Requires Annual Report From HCR On Rent Administration and Tenant Protection:
- Requires the Division of Housing and Community Renewal to submit an annual report on the programs and activities undertaken by the Office of Rent Administration and the Tenant Protection Unit regarding implementation, administration, and enforcement of the rent regulation system.
Co-Op/Condo Conversion Reforms:
- Strengthens and makes permanent the system that protects tenants in buildings that owners seek to convert into co-ops or condos. - Eliminates the option of “eviction plans” and institutes reforms for non-eviction plans.
- Requires 51% of tenants in residents to agree to purchase apartments before the conversion can be effective. (Currently 15% of apartments must be sold and the purchasers may be outside investors.)
- For market-rate senior citizens and disabled tenants during conversion, evictions are permitted only for good cause, where an unconscionable rent increase does not constitute good cause.
Establishes Stronger Housing Security and Tenant Protections Statewide:
- Bans the use of so-called “tenant blacklists” - protecting tenants who enforce their rights.
- Limits security deposits to one month’s rent and provides required procedures to ensure the landlord promptly returns the security deposit.

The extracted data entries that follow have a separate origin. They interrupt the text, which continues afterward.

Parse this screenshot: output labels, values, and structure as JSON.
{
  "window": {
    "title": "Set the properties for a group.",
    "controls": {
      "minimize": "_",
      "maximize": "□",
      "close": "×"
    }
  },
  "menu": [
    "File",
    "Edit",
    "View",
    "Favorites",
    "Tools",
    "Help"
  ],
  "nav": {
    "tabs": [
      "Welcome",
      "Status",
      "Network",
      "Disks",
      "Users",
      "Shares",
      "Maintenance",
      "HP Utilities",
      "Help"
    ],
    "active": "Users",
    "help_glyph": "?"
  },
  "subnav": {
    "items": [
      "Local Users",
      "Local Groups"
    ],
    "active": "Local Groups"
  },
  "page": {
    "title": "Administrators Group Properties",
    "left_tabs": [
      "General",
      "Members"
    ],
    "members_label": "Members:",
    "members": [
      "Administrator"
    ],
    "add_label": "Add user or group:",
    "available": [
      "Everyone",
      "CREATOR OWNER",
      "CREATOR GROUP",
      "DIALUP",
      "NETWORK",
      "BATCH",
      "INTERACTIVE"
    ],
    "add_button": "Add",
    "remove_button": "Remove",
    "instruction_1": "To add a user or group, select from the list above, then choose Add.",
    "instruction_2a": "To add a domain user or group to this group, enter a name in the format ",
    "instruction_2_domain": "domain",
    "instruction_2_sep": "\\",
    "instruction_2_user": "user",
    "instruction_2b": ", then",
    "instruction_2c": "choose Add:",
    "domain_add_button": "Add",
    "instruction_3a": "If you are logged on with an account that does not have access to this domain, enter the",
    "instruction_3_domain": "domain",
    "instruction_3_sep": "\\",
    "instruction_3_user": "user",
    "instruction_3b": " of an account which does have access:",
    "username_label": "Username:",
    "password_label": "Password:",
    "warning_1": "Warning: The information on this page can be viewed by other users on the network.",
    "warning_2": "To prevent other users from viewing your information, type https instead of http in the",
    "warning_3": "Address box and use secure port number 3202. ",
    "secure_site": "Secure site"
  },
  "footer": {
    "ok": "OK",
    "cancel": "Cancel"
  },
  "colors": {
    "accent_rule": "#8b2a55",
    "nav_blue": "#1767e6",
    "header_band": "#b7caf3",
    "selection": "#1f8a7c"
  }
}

- Includes a wide variety of protections for tenants during the eviction process, including strengthening protections against retaliatory evictions.
- Creates the crime of unlawful eviction, where a landlord illegally locks out or uses force to evict a tenant, as a Class A Misdemeanor and also punishable by a civil penalty of between $1,000 and $10,000 per violation. -Requires landlords to provide notice to tenants if they intend to increase the rent more than 5% or do not intend to renew the tenants’ lease.
-Provides tenants more time in eviction proceedings to get a lawyer, fix violations of the lease, or pay rent owed.
-Expands the ability of the court to stay an eviction for up to one year if the tenant cannot find a similar suitable dwelling in the same neighborhood after due and reasonable efforts or the eviction would cause extreme hardship.